What is this metal?

Just make sure to keep the cops out of the back 40-- That’s where the loot is buried!

And how common is it to have brass with total impurities less than 1 part in 10,000?

Was your grandfather a home hobbyist? I used to work at a stamping plant (metal) and I have a small amount of brass & copper waste pieces for potential use with either trains or miniatures.

I have all kind of odds and ends in my basements in plastic & glass containers and even old cigar boxes for hobby, DIY and woodworking purposes. Anything from old electronic parts, wooden & plastic beads, spare coils for pinball machines, magnets of all shapes and sizes, loads of screws, bolts and hardware, etc.

:frowning:

Was so hoping for a gold find for you.

Apparently, he’s specifically da Brass Man.

Yes, one thing you can always count on with samclem–he never untaps during your untap phase.

Locksmithing? …

As mentioned before, he was into fiddling with electronics, but I’m not sure brass is helpful there - no idea. Not really into model trains (although he was an engineer of actual trains and was later a master mechanic for Burlington Northern). So maybe the electronics aspect.

And no other jars of anything odd in the basement - he had jars of screws, washers, and other standard fasteners and stuff - but this was the only “weird” jar he had.

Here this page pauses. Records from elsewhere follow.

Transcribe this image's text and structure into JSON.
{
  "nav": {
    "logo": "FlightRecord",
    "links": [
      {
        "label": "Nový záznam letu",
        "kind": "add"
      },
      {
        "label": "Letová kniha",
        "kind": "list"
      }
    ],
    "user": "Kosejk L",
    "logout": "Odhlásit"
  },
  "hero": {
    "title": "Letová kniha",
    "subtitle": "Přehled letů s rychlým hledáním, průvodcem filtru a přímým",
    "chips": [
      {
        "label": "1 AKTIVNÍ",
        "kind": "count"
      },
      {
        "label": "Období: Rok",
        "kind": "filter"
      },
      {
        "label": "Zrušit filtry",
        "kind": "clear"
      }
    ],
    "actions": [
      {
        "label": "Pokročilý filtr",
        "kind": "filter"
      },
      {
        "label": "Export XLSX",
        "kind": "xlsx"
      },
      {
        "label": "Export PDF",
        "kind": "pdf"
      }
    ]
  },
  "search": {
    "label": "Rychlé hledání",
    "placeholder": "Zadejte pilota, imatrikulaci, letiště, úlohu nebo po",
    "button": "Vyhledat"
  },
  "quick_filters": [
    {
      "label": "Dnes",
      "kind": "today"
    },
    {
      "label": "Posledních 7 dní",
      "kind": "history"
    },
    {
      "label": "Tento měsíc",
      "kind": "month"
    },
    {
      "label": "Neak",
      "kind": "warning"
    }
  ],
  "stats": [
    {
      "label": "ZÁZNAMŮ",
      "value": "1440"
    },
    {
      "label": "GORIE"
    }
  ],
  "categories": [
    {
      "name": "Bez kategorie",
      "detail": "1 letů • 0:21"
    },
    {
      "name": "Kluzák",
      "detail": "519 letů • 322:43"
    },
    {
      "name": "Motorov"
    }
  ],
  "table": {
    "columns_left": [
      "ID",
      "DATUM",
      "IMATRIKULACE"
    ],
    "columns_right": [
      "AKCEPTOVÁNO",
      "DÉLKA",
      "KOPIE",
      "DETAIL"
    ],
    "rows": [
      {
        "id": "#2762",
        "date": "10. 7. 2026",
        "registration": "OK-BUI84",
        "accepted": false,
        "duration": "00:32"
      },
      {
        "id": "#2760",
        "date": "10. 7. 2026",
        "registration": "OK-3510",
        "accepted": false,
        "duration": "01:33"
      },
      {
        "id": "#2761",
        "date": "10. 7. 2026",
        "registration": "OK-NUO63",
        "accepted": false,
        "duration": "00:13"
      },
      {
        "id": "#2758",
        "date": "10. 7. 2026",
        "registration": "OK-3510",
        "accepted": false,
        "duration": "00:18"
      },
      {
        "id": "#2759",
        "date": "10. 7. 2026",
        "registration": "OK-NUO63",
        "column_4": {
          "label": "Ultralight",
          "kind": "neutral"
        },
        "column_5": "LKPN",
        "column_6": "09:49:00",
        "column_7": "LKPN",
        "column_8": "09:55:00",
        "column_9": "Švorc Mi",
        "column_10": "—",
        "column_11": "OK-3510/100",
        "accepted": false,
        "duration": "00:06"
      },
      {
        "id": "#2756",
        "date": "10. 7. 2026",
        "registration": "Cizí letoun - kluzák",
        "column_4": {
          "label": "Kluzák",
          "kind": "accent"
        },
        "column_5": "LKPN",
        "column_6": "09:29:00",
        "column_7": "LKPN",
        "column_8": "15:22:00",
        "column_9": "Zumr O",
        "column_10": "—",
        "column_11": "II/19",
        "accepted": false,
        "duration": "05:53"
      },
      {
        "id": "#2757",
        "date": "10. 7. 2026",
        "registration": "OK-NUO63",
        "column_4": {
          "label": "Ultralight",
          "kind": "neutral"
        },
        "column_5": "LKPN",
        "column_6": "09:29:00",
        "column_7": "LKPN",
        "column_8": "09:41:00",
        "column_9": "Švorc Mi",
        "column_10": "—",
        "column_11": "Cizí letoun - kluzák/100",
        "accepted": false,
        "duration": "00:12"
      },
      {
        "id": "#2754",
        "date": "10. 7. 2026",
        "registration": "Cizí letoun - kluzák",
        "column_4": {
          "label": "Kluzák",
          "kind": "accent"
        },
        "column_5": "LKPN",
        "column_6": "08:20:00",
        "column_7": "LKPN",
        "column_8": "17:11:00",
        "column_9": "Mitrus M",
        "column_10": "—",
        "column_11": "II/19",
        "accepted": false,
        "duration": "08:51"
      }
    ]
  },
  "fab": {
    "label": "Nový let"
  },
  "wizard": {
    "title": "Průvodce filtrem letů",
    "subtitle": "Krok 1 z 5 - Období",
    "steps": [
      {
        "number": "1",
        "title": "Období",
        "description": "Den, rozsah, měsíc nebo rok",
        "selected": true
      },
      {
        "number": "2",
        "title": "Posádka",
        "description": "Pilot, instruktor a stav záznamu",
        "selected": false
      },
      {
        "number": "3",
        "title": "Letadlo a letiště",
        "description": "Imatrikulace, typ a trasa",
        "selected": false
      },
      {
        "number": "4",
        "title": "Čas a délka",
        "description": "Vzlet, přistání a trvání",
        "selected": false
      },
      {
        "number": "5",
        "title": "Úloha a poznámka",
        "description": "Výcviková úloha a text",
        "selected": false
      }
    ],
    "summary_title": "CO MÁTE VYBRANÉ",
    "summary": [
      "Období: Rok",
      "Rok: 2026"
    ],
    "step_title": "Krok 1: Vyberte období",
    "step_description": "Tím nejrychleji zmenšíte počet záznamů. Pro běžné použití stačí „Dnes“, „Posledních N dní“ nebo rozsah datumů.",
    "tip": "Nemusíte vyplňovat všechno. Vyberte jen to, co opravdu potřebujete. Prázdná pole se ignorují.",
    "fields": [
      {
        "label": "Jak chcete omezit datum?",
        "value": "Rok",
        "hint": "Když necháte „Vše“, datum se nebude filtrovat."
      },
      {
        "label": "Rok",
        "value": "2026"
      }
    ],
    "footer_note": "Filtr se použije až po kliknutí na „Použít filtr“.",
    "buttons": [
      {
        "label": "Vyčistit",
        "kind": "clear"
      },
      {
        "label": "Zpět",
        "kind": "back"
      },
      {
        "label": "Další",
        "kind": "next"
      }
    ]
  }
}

Interesting. This is a very unusual brass alloy that’s not really used these days (much of the literature I could find on it dated from the 1920s-1930s). The microstructure would primarily be “beta” alloy brass, which has a higher strength than the alpha alloy but poorer ductility/fracture toughness. It would not be easy to cut with a knife at ambient temperature. It order to be formed it would have had to be “hot worked” (at a temperature higher than the recrystalization temperature) or cast. I suspect that the fragments shown here were originally from a casting that shattered, which explains the jagged appearance.

I also suspect that the larger fragments were deliberately removed and/or smashed again in order to simulate the appearance of gold flakes.